La différence ici, c'est qu'Elber88 n'a pas simplement recodé l'existant. Un remake implique des choix de design, de rythme, d'interface — des décisions créatives que même des équipes professionnelles négocient longuement. Qu'un développeur solo y parvienne de manière convaincante en dit autant sur la robustesse du design original de 1999 que sur la motivation qui anime ces projets bénévoles.
EA face à l'évidence : l'inaction a un coût d'image
Electronic Arts n'a aucune raison commerciale immédiate de réagir à ce projet. Les remakes de fans sont tolérés tant qu'ils ne monétisent pas le travail et ne nuisent pas directement aux intérêts commerciaux de l'éditeur. Mais l'image, elle, se construit différemment : chaque fois qu'un projet communautaire émerge sur une licence dormante, il signale publiquement que l'éditeur propriétaire n'a pas su — ou voulu — honorer ce patrimoine.
Respawn Entertainment, qui appartient désormais à EA, possède l'expertise technique et la crédibilité artistique pour envisager un retour sérieux à la franchise.
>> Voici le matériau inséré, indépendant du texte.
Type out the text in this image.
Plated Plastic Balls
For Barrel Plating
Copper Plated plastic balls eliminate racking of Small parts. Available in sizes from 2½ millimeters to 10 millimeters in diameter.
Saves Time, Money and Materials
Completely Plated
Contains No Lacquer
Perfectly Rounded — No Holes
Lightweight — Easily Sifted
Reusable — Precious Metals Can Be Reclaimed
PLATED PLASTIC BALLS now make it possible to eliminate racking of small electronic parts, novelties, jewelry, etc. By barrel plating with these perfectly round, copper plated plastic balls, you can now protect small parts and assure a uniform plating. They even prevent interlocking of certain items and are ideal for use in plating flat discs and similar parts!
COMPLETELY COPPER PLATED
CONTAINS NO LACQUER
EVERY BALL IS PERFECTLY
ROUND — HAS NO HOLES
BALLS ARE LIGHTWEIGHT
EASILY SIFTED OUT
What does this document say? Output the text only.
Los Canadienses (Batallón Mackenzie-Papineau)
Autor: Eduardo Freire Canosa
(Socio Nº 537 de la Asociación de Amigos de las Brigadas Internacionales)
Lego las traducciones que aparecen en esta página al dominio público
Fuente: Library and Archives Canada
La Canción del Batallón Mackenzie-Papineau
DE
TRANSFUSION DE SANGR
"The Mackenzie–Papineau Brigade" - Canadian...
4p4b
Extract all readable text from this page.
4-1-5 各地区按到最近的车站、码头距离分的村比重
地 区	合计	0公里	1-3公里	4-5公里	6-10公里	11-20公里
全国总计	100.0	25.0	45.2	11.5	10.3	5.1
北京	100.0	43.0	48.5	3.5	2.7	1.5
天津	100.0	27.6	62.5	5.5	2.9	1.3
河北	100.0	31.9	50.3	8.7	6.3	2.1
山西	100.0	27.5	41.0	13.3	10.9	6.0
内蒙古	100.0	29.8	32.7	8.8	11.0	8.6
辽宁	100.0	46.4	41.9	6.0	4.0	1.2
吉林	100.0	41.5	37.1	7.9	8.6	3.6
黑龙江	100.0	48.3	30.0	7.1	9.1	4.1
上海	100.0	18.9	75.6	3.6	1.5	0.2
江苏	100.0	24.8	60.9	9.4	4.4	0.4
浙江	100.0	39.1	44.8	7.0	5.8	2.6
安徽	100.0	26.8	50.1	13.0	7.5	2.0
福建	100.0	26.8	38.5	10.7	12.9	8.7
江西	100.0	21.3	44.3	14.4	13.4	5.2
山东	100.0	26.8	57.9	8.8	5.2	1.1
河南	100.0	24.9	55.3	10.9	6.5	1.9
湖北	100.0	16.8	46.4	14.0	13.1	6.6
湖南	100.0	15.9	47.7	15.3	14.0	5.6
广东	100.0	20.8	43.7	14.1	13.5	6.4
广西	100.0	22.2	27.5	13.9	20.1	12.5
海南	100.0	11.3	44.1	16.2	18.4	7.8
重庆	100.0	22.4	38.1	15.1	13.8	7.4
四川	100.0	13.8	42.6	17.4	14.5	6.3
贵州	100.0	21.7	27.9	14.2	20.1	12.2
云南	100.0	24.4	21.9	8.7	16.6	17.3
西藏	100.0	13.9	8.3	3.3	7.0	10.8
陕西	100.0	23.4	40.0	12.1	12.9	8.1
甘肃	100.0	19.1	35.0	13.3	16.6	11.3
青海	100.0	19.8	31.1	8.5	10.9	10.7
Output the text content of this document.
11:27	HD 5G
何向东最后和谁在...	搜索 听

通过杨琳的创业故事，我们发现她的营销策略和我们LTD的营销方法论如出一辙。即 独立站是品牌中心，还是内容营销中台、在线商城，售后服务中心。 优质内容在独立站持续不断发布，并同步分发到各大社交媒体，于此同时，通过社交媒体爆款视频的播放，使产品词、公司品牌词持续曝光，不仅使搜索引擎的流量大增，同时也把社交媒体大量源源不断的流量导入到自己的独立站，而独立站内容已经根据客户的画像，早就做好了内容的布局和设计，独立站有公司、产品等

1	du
L'absence de tout signal en ce sens depuis 2016 n'est pas une fatalité, c'est un choix éditorial. Et ce choix laisse le terrain libre à des tiers.
Un travail bénévole qui devrait mettre mal à l'aise plus d'un directeur de licence
Ce remake ne sera probablement jamais aussi connu que l'original. Il ne bénéficie d'aucun budget marketing, d'aucun accord de distribution, et risque à tout moment d'être supprimé sur demande d'EA. Mais son existence même constitue un argument difficile à ignorer : Medal of Honor mérite mieux que l'oubli, et quelqu'un a pris la peine de le prouver gratuitement.
Quand la communauté fait le travail qu'un éditeur refuse de faire, ce n'est pas une anecdote sympathique. C'est un constat embarrassant pour l'industrie.
En bref
Un développeur indépendant répondant au pseudonyme Elber88 vient de publier un remake complet du premier Medal of Honor, sorti sur PlayStation en 1999. Electronic Arts laisse la franchise en jachère depuis des années, Respawn Entertainment n'a pas suffi à la ressusciter, et c'est finalement la communauté qui prend le relais. Ce projet bénévole pose une question gênante sur la gestion des licences historiques par les grands éditeurs.